WWTW create a support network for those who have been injured at war, they provide pathways to re-educate and retrain service personnel, to help them create a new life journey. I became aware of WWTW when Martin Hewitt, who I’d worked with through GB disabled skiing, got taken on the Harry’s Arctic Heroes expedition to the North Pole. Martin was ex-parachute regiment who’d been shot in the arm and was left with a right arm paralysis. The aim of the expedition was for it to be the first team of injured personnel to reach the North Pole. Seeing Martin achieve that and what he has gone on to achieve since then, really highlighted to me what opportunities WWTW create. Like the Paralympians that I work with, WWTW look beyond the disability and focus on the abilities of the individual.
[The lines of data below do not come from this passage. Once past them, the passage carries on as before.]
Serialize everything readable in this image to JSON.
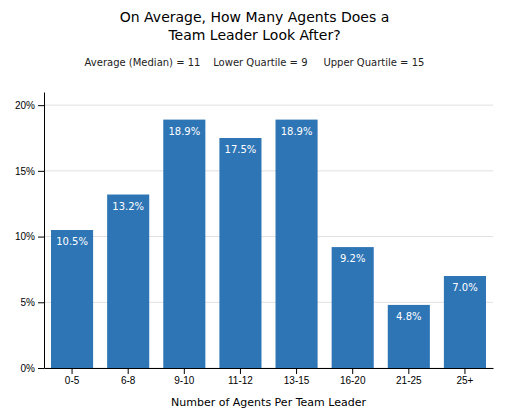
{
  "chart_data": {
    "type": "bar",
    "title": "On Average, How Many Agents Does a\nTeam Leader Look After?",
    "subtitle": "Average (Median) = 11    Lower Quartile = 9     Upper Quartile = 15",
    "categories": [
      "0-5",
      "6-8",
      "9-10",
      "11-12",
      "13-15",
      "16-20",
      "21-25",
      "25+"
    ],
    "values": [
      10.5,
      13.2,
      18.9,
      17.5,
      18.9,
      9.2,
      4.8,
      7.0
    ],
    "value_labels": [
      "10.5%",
      "13.2%",
      "18.9%",
      "17.5%",
      "18.9%",
      "9.2%",
      "4.8%",
      "7.0%"
    ],
    "data_labels": true,
    "color": "#2E75B6",
    "xlabel": "Number of Agents Per Team Leader",
    "ylim": [
      0,
      21
    ],
    "yticks": [
      {
        "value": 0,
        "label": "0%"
      },
      {
        "value": 5,
        "label": "5%"
      },
      {
        "value": 10,
        "label": "10%"
      },
      {
        "value": 15,
        "label": "15%"
      },
      {
        "value": 20,
        "label": "20%"
      }
    ],
    "grid": true
  }
}
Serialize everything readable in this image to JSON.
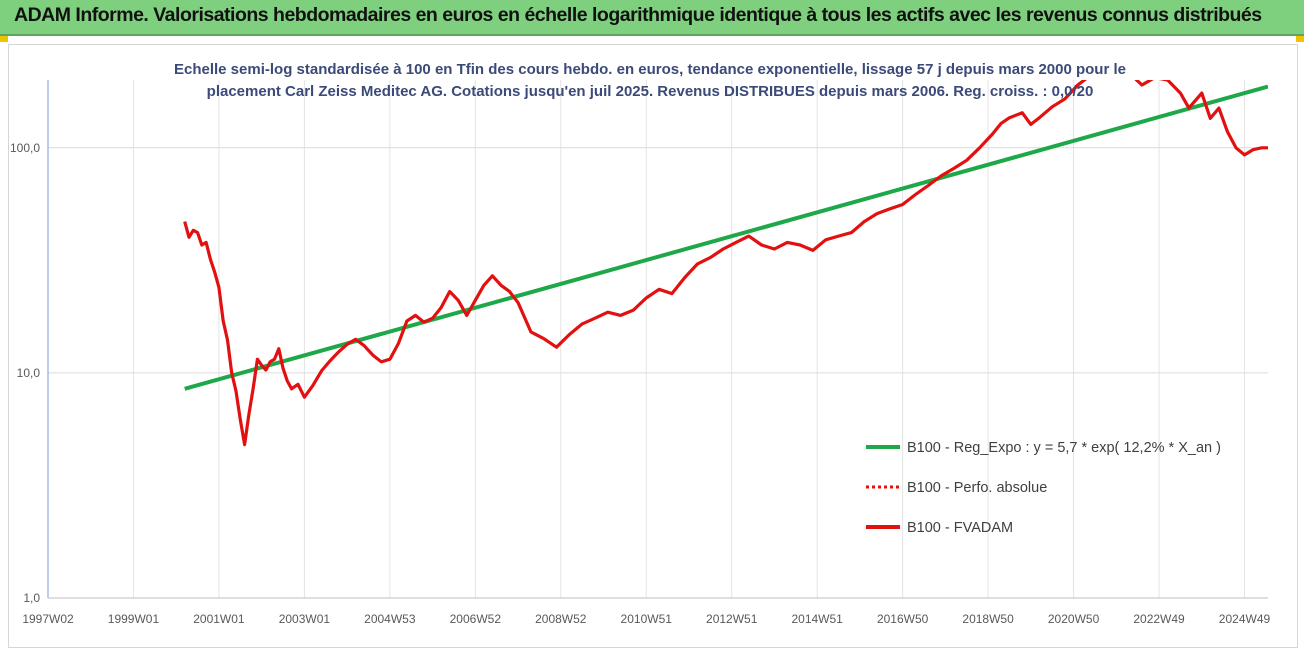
{
  "header": {
    "title": "ADAM Informe. Valorisations hebdomadaires en euros en échelle logarithmique identique à tous les actifs avec les revenus connus distribués"
  },
  "colors": {
    "header_bg": "#7ed07e",
    "regression": "#1fa84a",
    "fvadam": "#e31010",
    "perf_absolue": "#e31010",
    "subtitle": "#3b4a78"
  },
  "chart_data": {
    "type": "line",
    "title": "Echelle semi-log standardisée à 100 en Tfin des cours hebdo. en euros, tendance exponentielle, lissage 57 j depuis mars 2000 pour le placement Carl Zeiss Meditec AG. Cotations jusqu'en juil 2025. Revenus DISTRIBUES depuis mars 2006. Reg. croiss. : 0,0/20",
    "title_lines": [
      "Echelle semi-log standardisée à 100 en Tfin des cours hebdo. en euros, tendance exponentielle, lissage 57 j depuis mars 2000 pour le",
      "placement Carl Zeiss Meditec AG. Cotations jusqu'en juil 2025. Revenus DISTRIBUES depuis mars 2006. Reg. croiss. : 0,0/20"
    ],
    "y_scale": "log",
    "ylim": [
      1,
      200
    ],
    "y_ticks": [
      1,
      10,
      100
    ],
    "y_tick_labels": [
      "1,0",
      "10,0",
      "100,0"
    ],
    "x_range": [
      1997.0,
      2025.55
    ],
    "x_ticks": [
      1997.0,
      1999.0,
      2001.0,
      2003.0,
      2005.0,
      2007.0,
      2009.0,
      2011.0,
      2013.0,
      2015.0,
      2017.0,
      2019.0,
      2021.0,
      2023.0,
      2025.0
    ],
    "x_tick_labels": [
      "1997W02",
      "1999W01",
      "2001W01",
      "2003W01",
      "2004W53",
      "2006W52",
      "2008W52",
      "2010W51",
      "2012W51",
      "2014W51",
      "2016W50",
      "2018W50",
      "2020W50",
      "2022W49",
      "2024W49"
    ],
    "grid": true,
    "legend_position": "bottom-right",
    "series": [
      {
        "name": "B100 - Reg_Expo : y = 5,7 * exp( 12,2% *  X_an )",
        "style": "solid-green",
        "x": [
          2000.2,
          2025.55
        ],
        "y": [
          8.5,
          187
        ]
      },
      {
        "name": "B100 - Perfo. absolue",
        "style": "dotted-red",
        "x": [],
        "y": []
      },
      {
        "name": "B100 - FVADAM",
        "style": "solid-red",
        "x": [
          2000.2,
          2000.3,
          2000.4,
          2000.5,
          2000.6,
          2000.7,
          2000.8,
          2000.9,
          2001.0,
          2001.1,
          2001.2,
          2001.3,
          2001.4,
          2001.5,
          2001.6,
          2001.7,
          2001.8,
          2001.9,
          2002.0,
          2002.1,
          2002.2,
          2002.3,
          2002.4,
          2002.5,
          2002.6,
          2002.7,
          2002.85,
          2003.0,
          2003.2,
          2003.4,
          2003.6,
          2003.8,
          2004.0,
          2004.2,
          2004.4,
          2004.6,
          2004.8,
          2005.0,
          2005.2,
          2005.4,
          2005.6,
          2005.8,
          2006.0,
          2006.2,
          2006.4,
          2006.6,
          2006.8,
          2007.0,
          2007.2,
          2007.4,
          2007.6,
          2007.8,
          2008.0,
          2008.3,
          2008.6,
          2008.9,
          2009.2,
          2009.5,
          2009.8,
          2010.1,
          2010.4,
          2010.7,
          2011.0,
          2011.3,
          2011.6,
          2011.9,
          2012.2,
          2012.5,
          2012.8,
          2013.1,
          2013.4,
          2013.7,
          2014.0,
          2014.3,
          2014.6,
          2014.9,
          2015.2,
          2015.5,
          2015.8,
          2016.1,
          2016.4,
          2016.7,
          2017.0,
          2017.3,
          2017.6,
          2017.9,
          2018.2,
          2018.5,
          2018.8,
          2019.1,
          2019.3,
          2019.5,
          2019.8,
          2020.0,
          2020.2,
          2020.5,
          2020.8,
          2021.1,
          2021.4,
          2021.7,
          2022.0,
          2022.3,
          2022.6,
          2022.9,
          2023.2,
          2023.5,
          2023.7,
          2024.0,
          2024.2,
          2024.4,
          2024.6,
          2024.8,
          2025.0,
          2025.2,
          2025.4,
          2025.55
        ],
        "y": [
          47,
          40,
          43,
          42,
          37,
          38,
          32,
          28,
          24,
          17,
          14,
          10,
          8.3,
          6.2,
          4.8,
          6.5,
          8.5,
          11.5,
          10.8,
          10.3,
          11.2,
          11.5,
          12.8,
          10.5,
          9.2,
          8.5,
          8.9,
          7.8,
          8.8,
          10.2,
          11.3,
          12.4,
          13.4,
          14.1,
          13.2,
          12.0,
          11.2,
          11.5,
          13.5,
          17.0,
          18.0,
          16.8,
          17.5,
          19.5,
          23.0,
          21.0,
          18.0,
          21.0,
          24.5,
          27.0,
          24.5,
          23.0,
          20.5,
          15.2,
          14.2,
          13.0,
          14.8,
          16.5,
          17.5,
          18.6,
          18.0,
          19.0,
          21.5,
          23.5,
          22.5,
          26.5,
          30.5,
          32.5,
          35.5,
          38.0,
          40.5,
          37.0,
          35.5,
          38.0,
          37.0,
          35.0,
          39.0,
          40.5,
          42.0,
          47.0,
          51.0,
          53.5,
          56.0,
          62.0,
          68.0,
          75.0,
          81.0,
          88.0,
          100.0,
          115.0,
          128.0,
          136.0,
          143.0,
          127.0,
          136.0,
          152.0,
          165.0,
          190.0,
          210.0,
          225.0,
          230.0,
          215.0,
          190.0,
          205.0,
          200.0,
          175.0,
          150.0,
          175.0,
          135.0,
          150.0,
          118.0,
          100.0,
          93.0,
          98.0,
          100.0,
          100.0
        ]
      }
    ]
  }
}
They encourage participation in events which will create a physical and mental challenge, so that when they overcome this they have a new confidence in their abilities.
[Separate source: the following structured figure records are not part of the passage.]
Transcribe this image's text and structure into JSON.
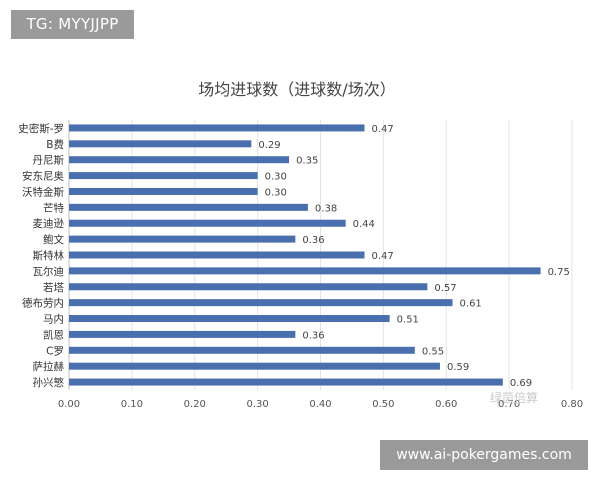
{
  "badges": {
    "top_left": "TG: MYYJJPP",
    "bottom_right": "www.ai-pokergames.com"
  },
  "watermark": "绿茵倍算",
  "chart_data": {
    "type": "bar",
    "orientation": "horizontal",
    "title": "场均进球数（进球数/场次）",
    "xlabel": "",
    "ylabel": "",
    "xlim": [
      0,
      0.8
    ],
    "x_ticks": [
      "0.00",
      "0.10",
      "0.20",
      "0.30",
      "0.40",
      "0.50",
      "0.60",
      "0.70",
      "0.80"
    ],
    "grid": "vertical",
    "bar_color": "#4a6fae",
    "categories": [
      "史密斯-罗",
      "B费",
      "丹尼斯",
      "安东尼奥",
      "沃特金斯",
      "芒特",
      "麦迪逊",
      "鲍文",
      "斯特林",
      "瓦尔迪",
      "若塔",
      "德布劳内",
      "马内",
      "凯恩",
      "C罗",
      "萨拉赫",
      "孙兴慜"
    ],
    "values": [
      0.47,
      0.29,
      0.35,
      0.3,
      0.3,
      0.38,
      0.44,
      0.36,
      0.47,
      0.75,
      0.57,
      0.61,
      0.51,
      0.36,
      0.55,
      0.59,
      0.69
    ],
    "value_labels": [
      "0.47",
      "0.29",
      "0.35",
      "0.30",
      "0.30",
      "0.38",
      "0.44",
      "0.36",
      "0.47",
      "0.75",
      "0.57",
      "0.61",
      "0.51",
      "0.36",
      "0.55",
      "0.59",
      "0.69"
    ]
  }
}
It is being fortunate to have been exposed and surrounded by people with such a strength in mental ability, that it has always made me question my own capabilities. I, like the other girls, realise that we are so lucky to be healthy, fit, have loving family and friends around us and to have the opportunity to be able to do what we’re doing here in the Pacific, that it is for this reason that I believe we face any small challenge we have with humour or banter, because without a doubt, there are certainly millions of people that cope with a lot more than what we’re facing.
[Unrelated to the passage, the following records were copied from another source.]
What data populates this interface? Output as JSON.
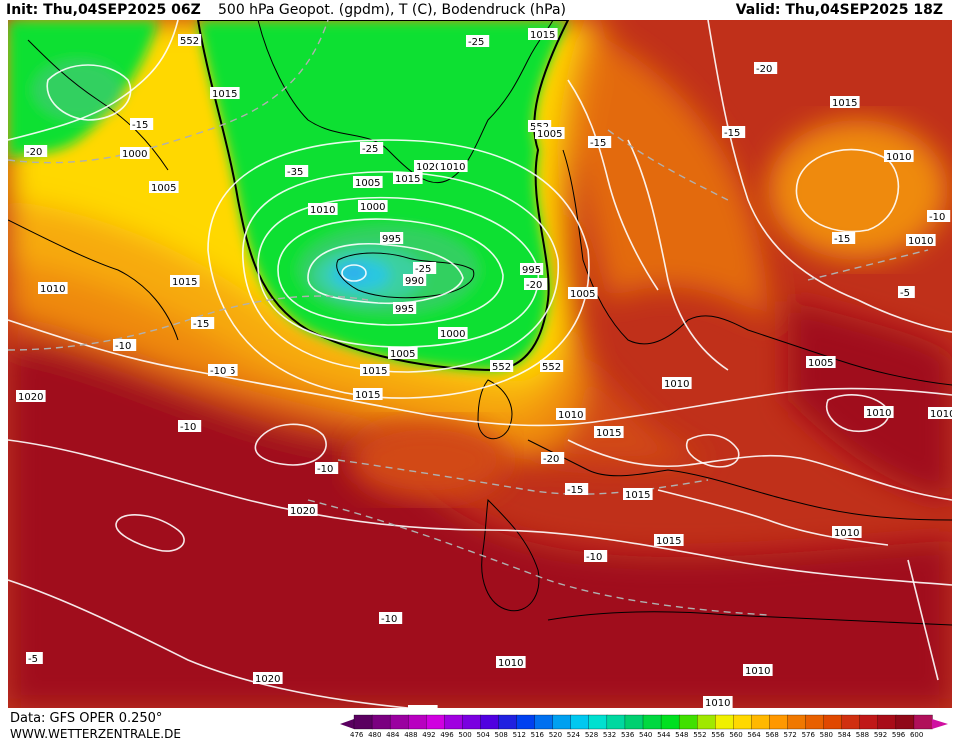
{
  "header": {
    "init": "Init: Thu,04SEP2025 06Z",
    "title": "500 hPa Geopot. (gpdm), T (C), Bodendruck (hPa)",
    "valid": "Valid: Thu,04SEP2025 18Z"
  },
  "footer": {
    "source": "Data: GFS OPER 0.250°",
    "website": "WWW.WETTERZENTRALE.DE"
  },
  "colors": {
    "deep_red": "#a0101c",
    "red": "#c0301a",
    "orange_red": "#d24a14",
    "orange": "#e36a10",
    "orange_light": "#ef8a0c",
    "amber": "#f7aa08",
    "yellow": "#ffd800",
    "yellow_light": "#ffee10",
    "green": "#10e030",
    "green_mid": "#30d060",
    "teal": "#3ad0a0",
    "cyan": "#2cc8e0",
    "blue": "#30a8f0"
  },
  "legend": {
    "ticks": [
      "476",
      "480",
      "484",
      "488",
      "492",
      "496",
      "500",
      "504",
      "508",
      "512",
      "516",
      "520",
      "524",
      "528",
      "532",
      "536",
      "540",
      "544",
      "548",
      "552",
      "556",
      "560",
      "564",
      "568",
      "572",
      "576",
      "580",
      "584",
      "588",
      "592",
      "596",
      "600"
    ],
    "colors": [
      "#5a0060",
      "#7a0080",
      "#9a00a0",
      "#b800c0",
      "#d000e0",
      "#a000e0",
      "#7a00e0",
      "#5000e0",
      "#2020e0",
      "#0040f0",
      "#0070f0",
      "#00a0f0",
      "#00c8f0",
      "#00e0d0",
      "#00d8a0",
      "#00d070",
      "#00d840",
      "#00e020",
      "#40e000",
      "#a0e800",
      "#f0f000",
      "#ffd800",
      "#ffb800",
      "#ff9800",
      "#f07800",
      "#e86000",
      "#e04800",
      "#d03010",
      "#c01818",
      "#a80c18",
      "#900818",
      "#b0105a"
    ]
  },
  "pressure_labels": [
    {
      "text": "1015"
    },
    {
      "text": "552"
    },
    {
      "text": "1015"
    },
    {
      "text": "-25"
    },
    {
      "text": "1000"
    },
    {
      "text": "1005"
    },
    {
      "text": "-15"
    },
    {
      "text": "-20"
    },
    {
      "text": "-35"
    },
    {
      "text": "-25"
    },
    {
      "text": "1020"
    },
    {
      "text": "1010"
    },
    {
      "text": "1005"
    },
    {
      "text": "1015"
    },
    {
      "text": "1010"
    },
    {
      "text": "1000"
    },
    {
      "text": "995"
    },
    {
      "text": "-25"
    },
    {
      "text": "990"
    },
    {
      "text": "995"
    },
    {
      "text": "1000"
    },
    {
      "text": "1005"
    },
    {
      "text": "995"
    },
    {
      "text": "-20"
    },
    {
      "text": "1005"
    },
    {
      "text": "552"
    },
    {
      "text": "1005"
    },
    {
      "text": "-15"
    },
    {
      "text": "-20"
    },
    {
      "text": "1015"
    },
    {
      "text": "-15"
    },
    {
      "text": "1010"
    },
    {
      "text": "-10"
    },
    {
      "text": "-15"
    },
    {
      "text": "1010"
    },
    {
      "text": "1015"
    },
    {
      "text": "-15"
    },
    {
      "text": "-10"
    },
    {
      "text": "1010"
    },
    {
      "text": "1015"
    },
    {
      "text": "1015"
    },
    {
      "text": "-10"
    },
    {
      "text": "-10"
    },
    {
      "text": "1015"
    },
    {
      "text": "1010"
    },
    {
      "text": "1005"
    },
    {
      "text": "-5"
    },
    {
      "text": "1010"
    },
    {
      "text": "1015"
    },
    {
      "text": "-15"
    },
    {
      "text": "-20"
    },
    {
      "text": "1010"
    },
    {
      "text": "1015"
    },
    {
      "text": "1020"
    },
    {
      "text": "-10"
    },
    {
      "text": "1015"
    },
    {
      "text": "-10"
    },
    {
      "text": "1010"
    },
    {
      "text": "1010"
    },
    {
      "text": "1010"
    },
    {
      "text": "-10"
    },
    {
      "text": "1020"
    },
    {
      "text": "1010"
    },
    {
      "text": "-5"
    },
    {
      "text": "1015"
    },
    {
      "text": "552"
    },
    {
      "text": "552"
    },
    {
      "text": "1020"
    },
    {
      "text": "1010"
    }
  ]
}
Tomorrow the Ride of the Lions and Waterloo 200 starts, these are cycling events that have been organised by WWTW and participants will be injured veterans and supporters of the charity. If we were there we’d be riding along too, but instead we’ll be rowing the waves of the Pacific in supporting from afar. If you’re in London and would like to support the riders please see their website for more details.



  1. Andrea Herr says:

    What an amazing post Laura!! It’s a very beauitiful thing when going through one’s own challenges and discomfort, you can think of other people with the utmost empathy, who have been victorious in overcoming their own life-challenges!! Strong women, you all are!!!

  2. Babs and Ray says:

    We are so proud of our daughter and the other girls , this blog shows the dedication and reasons why they are putting their bodies and minds through such challenging times. Everyday they are getting nearer to their goal, I hope people will keep supporting them. Keep safe girls and definitely keep smiling. Xx

    • Jan R says:

      Kudos to you! Also the parents deserve great credit for what their children have become in life, what they are achieving, and the difference they are making for the world. This powerful post was just an example of their character. These women never stop amazing me!
      Greetings from Dubai!

  3. JG says:

    Well done Laura – amazing girl.

  4. Jim Andrews says:

    Laura and all you ladies have huge hearts. Your post was so heart breaking/warming. Although your efforts are aimed at specific charities and gender, the whole world benefits from such wonderful people as you. Courageous, generous, decent human beings. Please stay safe and keep that fantastic momentum that you are currently enjoying. XX

  5. Oli says:

    Great post, really fantastic. Am sharing it with all the guys in Baku who think you lot are amazing!

  6. Dawn says:

    Wow Laura a very emotional and powerful post.
    You ladies are showing everyone that you can achieve the impossible whatever the odds.
    Stay strong, be safe and calm seas xxx

  7. mike says:

    Laura you have nailed it. Amazing post. Great attitude. Keep strong & safe.